Soldaki fiziksel kalbinizin yanında bir de sağda ruhsal bir kalp imgeleyip Tanrı’yı çağırıyor ve Işığını talep ediyoruz, Bu iki kalp arasında aşk oluşuyor ve Nur hem taçtan hem gönülden hem de kökten girmesine, sonrasında bu Nur ile dolup taşınca kök çakramızdan Dünya merkezine, auramızdan taşırarak ihtiyaç duyan kişilere, mekanlara, konulara ve varlıklara akmasına şahit olabiiliriz.

Bunu Mikrokozmik Yörünge, Ujjayi ve/veya Omurga Nefesi gibi nefes teknikleriyle daha da güçlendirip, manevi gözlem ile İlahi Nurun neyi nasıl işlediğini takip edebiliriz. Tanrı’dan gelen ilhamlara açık olun tabi bu esnada.

Daha önceden anlattığım Budistlerin Sevgi ve Nezaket Meditasyonu da bu amaç için uygulanabilir. İnternette Metta Bhavana — Loving Kindness Meditation diye aratılabilir, Türkçe kaynaklara da rastlamak mümkündür.

Özellikle işlenmesi gereken Hayvansal Bölgeye dair yükler var. Siz eğer bir konuda ebedi yaşamınızda daha önce hayvansal ve mikroorganizma seviyelerine dair işgalci, saldırgan, şiddetli, hırs içeren kompleksleri işlediyseniz ve bugün zararsızlaştıysanız aynı yollar yöntemler diğerleri için de geçerliyse edilen Barış dualarının verdiği izinle Şifaya katılabilirsiniz. Barıştan herkes razı olacaktır.
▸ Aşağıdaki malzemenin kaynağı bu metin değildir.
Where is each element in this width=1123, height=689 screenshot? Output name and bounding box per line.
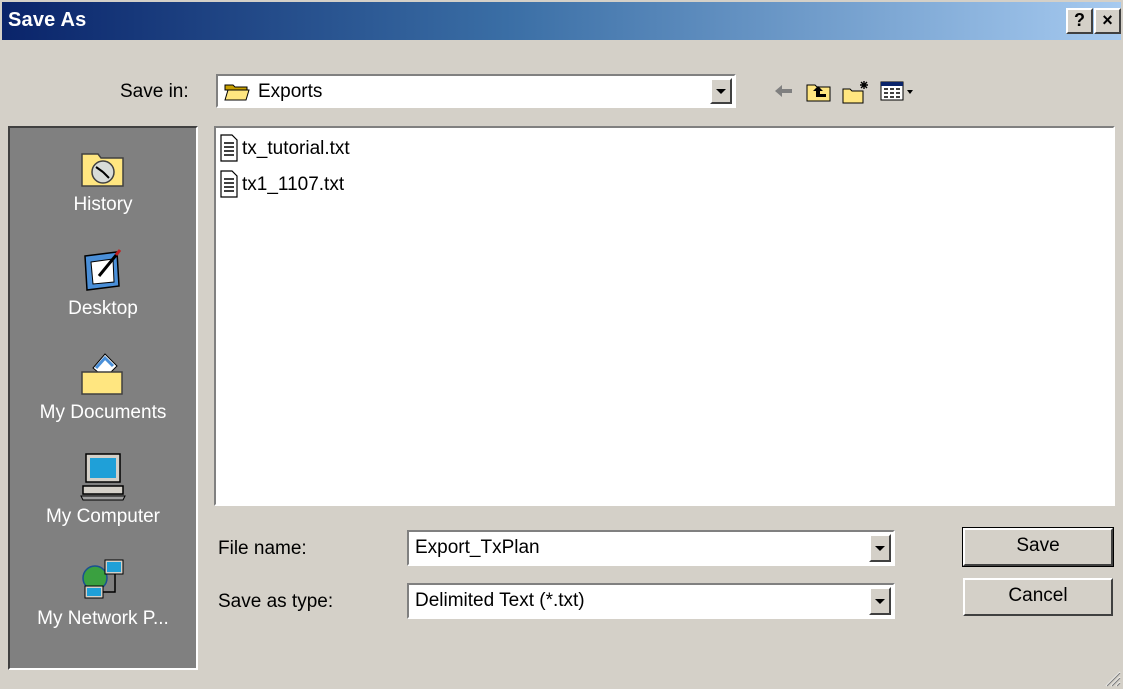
file-list[interactable]: tx_tutorial.txt tx1_1107.txt xyxy=(214,126,1115,506)
save-button[interactable]: Save xyxy=(962,527,1114,567)
file-name-input[interactable]: Export_TxPlan xyxy=(407,530,895,566)
chevron-down-icon xyxy=(875,546,885,551)
save-as-type-dropdown-arrow[interactable] xyxy=(869,587,891,615)
file-name-dropdown-arrow[interactable] xyxy=(869,534,891,562)
file-name-value: Export_TxPlan xyxy=(415,537,540,558)
text-file-icon xyxy=(220,170,238,198)
place-my-computer[interactable]: My Computer xyxy=(10,452,196,528)
view-menu-icon[interactable] xyxy=(880,80,916,102)
up-one-level-icon[interactable] xyxy=(806,80,832,102)
save-in-dropdown-arrow[interactable] xyxy=(710,78,732,104)
dialog-title: Save As xyxy=(8,9,87,31)
place-label-my-documents: My Documents xyxy=(39,402,167,423)
save-as-dialog: Save As ? × Save in: Exports History Des… xyxy=(0,0,1123,689)
my-documents-icon xyxy=(81,353,123,395)
chevron-down-icon xyxy=(716,89,726,94)
help-button[interactable]: ? xyxy=(1066,8,1093,34)
save-as-type-dropdown[interactable]: Delimited Text (*.txt) xyxy=(407,583,895,619)
place-label-my-computer: My Computer xyxy=(45,506,161,527)
place-history[interactable]: History xyxy=(10,142,196,216)
file-name-label: File name: xyxy=(218,538,307,559)
back-icon[interactable] xyxy=(772,80,796,102)
save-as-type-label: Save as type: xyxy=(218,591,334,612)
chevron-down-icon xyxy=(875,599,885,604)
desktop-icon xyxy=(84,249,122,291)
place-label-history: History xyxy=(73,194,133,215)
title-bar[interactable]: Save As ? × xyxy=(2,2,1121,40)
my-computer-icon xyxy=(80,453,126,501)
history-icon xyxy=(81,153,124,187)
cancel-button[interactable]: Cancel xyxy=(963,578,1113,616)
resize-grip-icon[interactable] xyxy=(1103,669,1121,687)
save-in-dropdown[interactable]: Exports xyxy=(216,74,736,108)
cancel-button-label: Cancel xyxy=(1008,585,1068,606)
place-desktop[interactable]: Desktop xyxy=(10,246,196,320)
place-my-network-places[interactable]: My Network P... xyxy=(10,556,196,630)
place-label-desktop: Desktop xyxy=(68,298,138,319)
text-file-icon xyxy=(220,134,238,162)
save-in-label: Save in: xyxy=(120,81,189,102)
my-network-places-icon xyxy=(82,559,124,599)
save-in-value: Exports xyxy=(258,81,323,102)
save-as-type-value: Delimited Text (*.txt) xyxy=(415,590,585,611)
place-label-my-network-places: My Network P... xyxy=(37,608,169,629)
create-new-folder-icon[interactable] xyxy=(842,80,870,104)
places-bar: History Desktop My Documents My Computer… xyxy=(8,126,198,670)
close-button[interactable]: × xyxy=(1094,8,1121,34)
file-name-text: tx_tutorial.txt xyxy=(242,138,350,159)
folder-open-icon xyxy=(224,84,250,101)
place-my-documents[interactable]: My Documents xyxy=(10,350,196,424)
save-button-label: Save xyxy=(1016,535,1060,556)
file-name-text: tx1_1107.txt xyxy=(242,174,345,195)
  • Sizce savaşın önlenmesi için hangi duyguların işlenmesi gerekiyor?
  • Barışın oluşması için hangi duyguların mevcut olması lazım?

Ayrıca bu panoda sağda bulunan Mantra / Zikirlerin de tesbihi yapılarak açığa çıkan Nur Dünya’da Barış için yayılabilir.

Ehliyet, Bereket, Saadet, Kifayet, Emanet ve özellikle Selamet tesbihlerini barış amacıyla zikredebilirsiniz.

Yaratımı vurgulamak için dilerseniz tesbihleri bu kelimeleri Tanrı’ya hitaben zikrettikten sonra “…Olsun” diye ekleyebilirsiniz.

Örneğin — Selamet Olsun

Sonra Olsun mu? diye sorup Olsun cevabı alırsanız, Tanrı’nın bizzat eylemi ile de olmasını izleyebilirsiniz.

Yeterince ve muradımızca huzur ve şifa olsun.